A logo might use alt text like "Company Name logo," while a product photo should describe the product, not just say "photo."

Sufficient Color Contrast

Subscribers with low vision or color blindness can struggle to read text that doesn't have enough contrast against its background. This is the same concern covered in visual branding and color, but from an accessibility angle it becomes a hard requirement rather than a stylistic preference:

  • Avoid low-contrast pairings like light gray on white, or colored text on a similarly colored background.
  • Don't use color as the only way to convey information, for example marking a required field red without also labeling it, since colorblind readers may not perceive the distinction.
  • Test important text and buttons specifically for contrast rather than judging by eye on a calibrated monitor, which tends to make everything look more legible than it actually is.

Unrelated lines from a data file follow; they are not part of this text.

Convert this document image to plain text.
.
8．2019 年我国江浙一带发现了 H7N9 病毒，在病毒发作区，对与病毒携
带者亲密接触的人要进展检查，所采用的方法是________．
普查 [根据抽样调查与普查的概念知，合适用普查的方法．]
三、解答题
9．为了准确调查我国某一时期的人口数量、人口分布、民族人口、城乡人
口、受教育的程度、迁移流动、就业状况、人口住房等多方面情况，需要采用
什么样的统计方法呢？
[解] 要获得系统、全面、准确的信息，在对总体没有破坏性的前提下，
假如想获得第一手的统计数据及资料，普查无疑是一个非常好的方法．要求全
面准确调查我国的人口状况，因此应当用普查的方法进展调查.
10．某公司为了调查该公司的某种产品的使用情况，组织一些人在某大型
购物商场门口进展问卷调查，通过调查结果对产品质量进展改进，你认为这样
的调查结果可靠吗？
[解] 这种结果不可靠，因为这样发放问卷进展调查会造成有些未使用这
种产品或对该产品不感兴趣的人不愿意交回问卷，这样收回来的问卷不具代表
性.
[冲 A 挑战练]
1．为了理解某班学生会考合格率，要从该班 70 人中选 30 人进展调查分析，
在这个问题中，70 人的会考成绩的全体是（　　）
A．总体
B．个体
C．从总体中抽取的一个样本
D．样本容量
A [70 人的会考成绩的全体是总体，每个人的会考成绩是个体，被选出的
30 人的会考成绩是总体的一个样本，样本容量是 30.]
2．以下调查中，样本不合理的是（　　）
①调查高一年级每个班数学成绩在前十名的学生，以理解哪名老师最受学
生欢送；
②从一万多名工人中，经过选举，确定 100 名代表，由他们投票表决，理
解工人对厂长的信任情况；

Avoiding Text-in-Image-Only Designs

A design pattern that looks polished but badly hurts accessibility is putting all of an email's actual message inside a single image, with no live text version of that content anywhere in the HTML. Screen readers cannot read text baked into an image, so a subscriber relying on one hears nothing but whatever alt text was provided, if any was provided at all. This pattern also:

  • Fails completely for subscribers with images blocked, leaving a blank email.
  • Can't be selected, copy-pasted, translated, or resized by the reader.
  • Tends to get flagged by spam filters, since an email that's "all image, no text" is a known spam signal.

The fix is straightforward: keep the actual message (headline, body copy, CTA) as live HTML text, and use images only to support or decorate that message, not to replace it.

Logical Heading Structure

Screen reader users often navigate an email by jumping between headings rather than reading top to bottom, similar to how a sighted reader scans a page. That only works if headings are marked up in a real, logical hierarchy (an <h1> for the main subject, <h2> for major sections, and so on) rather than achieved purely with bold or larger font sizes that carry no semantic meaning. A clear heading structure also benefits every reader by making the email easier to skim, which matters given how quickly most people decide whether to keep reading.

Screen readers can also generate a list of all links on a page in isolation, separate from their surrounding sentence. Link text like "click here" or "read more" is meaningless in that list: the reader has no idea what they'd be clicking through to. Writing descriptive link text fixes this for everyone:

Weak Link TextBetter Link Text
"Click here""See this week's sale items"
"Read more""Read the full product update"
"Learn more""Learn how the new feature works"

Descriptive link text also reads better for sighted subscribers skimming an email, and can modestly help with how links are understood by spam filters and email clients.

Accessibility and Deliverability Overlap

Accessible emails tend to perform better on metrics beyond accessibility itself. Live text instead of text-in-image improves how spam filters evaluate a message, alt text and clear structure make an email usable even when images are blocked, and clean semantic HTML is generally easier for email clients to render consistently across devices. In practice, accessibility work and deliverability work reinforce each other: an email built to be accessible reaches, and is understood by, a broader share of the list than one that only "looks right" to a sighted reader with images turned on.